Look at this photo. What do you see? Yeah, it’s a trick question.
The answer, it seems, depends on who’s being asked. But first, a little context. The Spartan Woman and I were walking down Perugia’s Corso Vannucci one fine evening, doing the passeggiata thing that’s a big deal there. The Corso is the main drag downtown, a fairly wide (for a medieval city) pedestrian street dotted with cafés, restaurants, and swank shops. It’s where the city gathers on nice nights. You walk su e giù, up and down, looking at the shop windows, gossiping, people watching. It’s one of the sweet pleasures of life in a small Italian city.
We passed Sandri, the oldest bar-café on the Corso. It’s a Vienna-style place, with frescoes on the ceiling and an Olde Europe feel to it. Waiters and baristas wear smart red vests, white shirts, and bowties. It’s got tables out on the street, where people stop all day for a coffee, a drink, and a bite.

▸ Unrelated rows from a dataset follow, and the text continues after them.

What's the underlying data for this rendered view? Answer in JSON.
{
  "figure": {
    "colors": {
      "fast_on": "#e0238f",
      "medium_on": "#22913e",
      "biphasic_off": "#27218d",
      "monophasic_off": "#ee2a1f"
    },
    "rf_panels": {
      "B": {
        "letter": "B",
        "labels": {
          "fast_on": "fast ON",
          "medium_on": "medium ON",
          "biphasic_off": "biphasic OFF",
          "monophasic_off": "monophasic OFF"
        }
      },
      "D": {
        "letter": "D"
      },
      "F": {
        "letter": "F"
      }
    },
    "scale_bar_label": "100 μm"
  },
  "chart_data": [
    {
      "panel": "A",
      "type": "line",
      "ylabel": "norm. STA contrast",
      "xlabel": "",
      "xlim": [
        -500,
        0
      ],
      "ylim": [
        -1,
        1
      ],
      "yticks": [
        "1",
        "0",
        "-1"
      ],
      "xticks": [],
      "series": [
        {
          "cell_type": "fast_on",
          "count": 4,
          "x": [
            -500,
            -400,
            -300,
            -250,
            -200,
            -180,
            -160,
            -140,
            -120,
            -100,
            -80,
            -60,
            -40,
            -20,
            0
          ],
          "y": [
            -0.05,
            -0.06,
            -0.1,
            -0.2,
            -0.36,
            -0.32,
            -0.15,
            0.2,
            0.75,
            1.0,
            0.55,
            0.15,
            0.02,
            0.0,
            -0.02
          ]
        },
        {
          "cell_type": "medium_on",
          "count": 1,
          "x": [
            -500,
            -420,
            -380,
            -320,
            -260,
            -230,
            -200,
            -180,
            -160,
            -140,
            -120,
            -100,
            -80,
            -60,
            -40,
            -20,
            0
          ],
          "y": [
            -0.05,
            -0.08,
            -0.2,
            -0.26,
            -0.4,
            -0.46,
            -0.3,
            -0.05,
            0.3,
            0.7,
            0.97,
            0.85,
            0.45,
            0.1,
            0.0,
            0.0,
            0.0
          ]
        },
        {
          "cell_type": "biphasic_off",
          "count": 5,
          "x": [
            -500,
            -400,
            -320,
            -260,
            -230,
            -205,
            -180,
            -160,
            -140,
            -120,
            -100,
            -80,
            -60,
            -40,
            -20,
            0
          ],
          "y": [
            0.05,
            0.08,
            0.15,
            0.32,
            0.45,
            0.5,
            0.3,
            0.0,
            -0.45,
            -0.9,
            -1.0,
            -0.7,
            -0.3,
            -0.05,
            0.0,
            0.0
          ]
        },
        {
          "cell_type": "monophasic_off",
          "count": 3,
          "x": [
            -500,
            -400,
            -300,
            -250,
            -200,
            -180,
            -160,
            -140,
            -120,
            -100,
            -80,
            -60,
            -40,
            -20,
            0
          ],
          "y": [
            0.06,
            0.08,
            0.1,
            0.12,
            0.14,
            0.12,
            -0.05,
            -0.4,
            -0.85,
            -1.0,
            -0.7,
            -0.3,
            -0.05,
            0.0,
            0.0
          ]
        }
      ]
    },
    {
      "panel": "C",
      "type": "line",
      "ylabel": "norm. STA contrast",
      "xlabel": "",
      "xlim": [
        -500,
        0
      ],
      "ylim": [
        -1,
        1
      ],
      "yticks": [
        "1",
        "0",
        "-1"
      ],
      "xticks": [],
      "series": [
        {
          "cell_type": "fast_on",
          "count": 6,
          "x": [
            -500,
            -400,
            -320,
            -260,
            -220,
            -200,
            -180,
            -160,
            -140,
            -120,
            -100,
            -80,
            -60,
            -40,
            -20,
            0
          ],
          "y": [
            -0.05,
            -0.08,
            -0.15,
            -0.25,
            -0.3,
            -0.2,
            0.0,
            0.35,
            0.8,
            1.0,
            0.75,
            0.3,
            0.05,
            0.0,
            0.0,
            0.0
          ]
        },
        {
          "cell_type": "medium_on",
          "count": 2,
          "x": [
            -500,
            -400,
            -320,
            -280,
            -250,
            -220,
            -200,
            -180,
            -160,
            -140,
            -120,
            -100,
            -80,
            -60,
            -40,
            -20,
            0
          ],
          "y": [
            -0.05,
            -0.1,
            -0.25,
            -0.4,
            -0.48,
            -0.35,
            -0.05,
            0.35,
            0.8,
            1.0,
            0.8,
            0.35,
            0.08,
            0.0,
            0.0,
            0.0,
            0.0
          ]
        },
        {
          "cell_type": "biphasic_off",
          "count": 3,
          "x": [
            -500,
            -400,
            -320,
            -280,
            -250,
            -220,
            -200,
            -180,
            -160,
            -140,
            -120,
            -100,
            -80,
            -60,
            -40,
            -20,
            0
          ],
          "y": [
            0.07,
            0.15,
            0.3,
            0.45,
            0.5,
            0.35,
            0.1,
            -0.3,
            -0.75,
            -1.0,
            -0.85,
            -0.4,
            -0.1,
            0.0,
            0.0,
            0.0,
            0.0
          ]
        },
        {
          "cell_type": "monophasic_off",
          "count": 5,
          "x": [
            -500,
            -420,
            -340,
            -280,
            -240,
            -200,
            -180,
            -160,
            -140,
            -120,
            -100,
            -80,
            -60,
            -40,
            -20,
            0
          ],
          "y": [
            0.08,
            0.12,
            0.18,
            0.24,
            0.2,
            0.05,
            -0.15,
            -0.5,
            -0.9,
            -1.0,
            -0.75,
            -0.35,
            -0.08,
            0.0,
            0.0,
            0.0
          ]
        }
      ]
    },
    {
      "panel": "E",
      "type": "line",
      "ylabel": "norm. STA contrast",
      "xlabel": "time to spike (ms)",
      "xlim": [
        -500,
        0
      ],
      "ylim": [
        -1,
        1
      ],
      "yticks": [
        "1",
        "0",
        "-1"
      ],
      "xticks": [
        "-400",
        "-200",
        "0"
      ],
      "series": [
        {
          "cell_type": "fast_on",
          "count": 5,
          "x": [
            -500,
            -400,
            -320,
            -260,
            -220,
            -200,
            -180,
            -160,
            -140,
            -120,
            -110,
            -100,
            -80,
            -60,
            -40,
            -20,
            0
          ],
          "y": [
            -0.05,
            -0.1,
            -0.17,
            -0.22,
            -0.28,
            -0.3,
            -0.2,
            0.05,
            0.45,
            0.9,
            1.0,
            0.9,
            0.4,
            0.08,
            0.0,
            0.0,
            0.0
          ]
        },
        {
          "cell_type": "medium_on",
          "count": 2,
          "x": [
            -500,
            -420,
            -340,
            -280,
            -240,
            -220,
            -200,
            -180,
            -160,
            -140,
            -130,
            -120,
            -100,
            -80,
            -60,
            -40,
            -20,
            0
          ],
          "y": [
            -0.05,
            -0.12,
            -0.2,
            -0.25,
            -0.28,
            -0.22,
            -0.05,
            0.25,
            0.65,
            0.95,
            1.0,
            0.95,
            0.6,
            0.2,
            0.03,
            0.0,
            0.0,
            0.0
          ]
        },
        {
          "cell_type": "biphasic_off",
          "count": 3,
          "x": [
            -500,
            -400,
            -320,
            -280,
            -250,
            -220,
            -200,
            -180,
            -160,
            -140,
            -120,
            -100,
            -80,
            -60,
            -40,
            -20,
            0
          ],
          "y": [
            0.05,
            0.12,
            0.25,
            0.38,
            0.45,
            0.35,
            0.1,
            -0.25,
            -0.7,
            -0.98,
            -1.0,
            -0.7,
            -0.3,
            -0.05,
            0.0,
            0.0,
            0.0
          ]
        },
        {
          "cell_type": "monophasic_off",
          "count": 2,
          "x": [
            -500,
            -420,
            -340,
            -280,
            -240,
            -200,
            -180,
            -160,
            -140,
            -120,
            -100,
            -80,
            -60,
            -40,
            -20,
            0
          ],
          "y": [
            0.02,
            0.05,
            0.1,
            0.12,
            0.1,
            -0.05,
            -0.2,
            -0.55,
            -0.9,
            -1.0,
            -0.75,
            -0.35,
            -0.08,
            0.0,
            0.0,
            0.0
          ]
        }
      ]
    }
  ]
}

Sandri always has an amazing window display, and it’s usually keyed to the season, or what’s going on in the city. I took this shot on March 31, a day before April 1. In Anglo-Saxon countries, it’s April Fool’s Day. Fun tricks abound—I remember one year, a computer-savvy composing room guy (that’s you, Tom B) installed an extension on the art department Macs that caused them to either shut down automatically once they’d finished their startup sequence, or the cursor got an, um, erection and had a sound effect to match.
There’s an Italian equivalent: the “pesce d’aprile.” It just means April Fool’s joke. Sandri made these pastries, or chocolates, especially for the occasion. They’re brown because Perugia as a city is renowned for its chocolates, especially the Baci made by the hometown company Perugina (now owned by Nestlé, but still based in San Sisto, a Perugia suburb). The red lips are a bit over the top, but you get the idea, a pastry shop doing an April Fool’s tribute.
That’s not how some of my friends saw it, though. I posted an uncropped version of that photo on Facebook, and it sparked a dozen comments. Why? Some people saw it as racially offensive, as blackface, or minstrel imagery. To be honest, that didn’t even occur to me when I saw the fish in the shop window, and I had no intention of approving a racist pastry or image. And I don’t think that was the intention of Sandri’s pastry chefs, either. But to be fair, I’ll post some of the comparison photos my friends posted.
One friend wrote: “I’m gonna go with “racist”. /runs out of the room” Another: “I’m going with racist too. Blackface caricatures were/are always accompanied with red lips that are exaggerated in both color and size. This caricature lives on in the Netherlands with Black Pete, so I’d say it’s extremely unlikely that you’d see a non-racial use of the exact same features in another European country that’s not that far away.”
I guess I’m kind of innocent, or that being culturally bilingual, I just saw the fish, and my post, as something sort of weird looking, but typical of the artistry of Sandri’s chefs and their sometimes off sense of design and humor.
But the whole affair just tells you how racially charged the U.S. has become, especially after the spate of police killing of unarmed African-Americans, and the despicable campaign that El Cheeto Loco ran last year, and the racism that runs through whole swathes of American society. And it shows how cultural context colors what we see and how we act.
I needed a reality check, so I asked around. My Italian friends said variants of this: They’re April Fool’s fish, and Perugia makes chocolate, so… In fact, some were offended that their city’s premier café would be seen as racist. I posted a comment to explain their view, but few responded. By then, the photo was probably forgotten, being buried way down in people’s Facebook news feeds.
One of my Italian friends really took offense and wanted an apology from you guys in the U.S. She wrote: “A 1,000 thanks Anthony for having explained to your American friends that there was nothing racist in the photo you posted. Simply put, pasticceria Sandri, as you well know, is the oldest in Perugia, and it makes pastries that track events and puts them in its front window. In fact yesterday was 1 April, the day we celebrate jokes we call ‘April fish.’ Don’t forget that chocolate is dark.”
What does all this mean? I’m still not sure, except that when I see something odd in another country, I’ll think hard about its implications before I post of photo of it.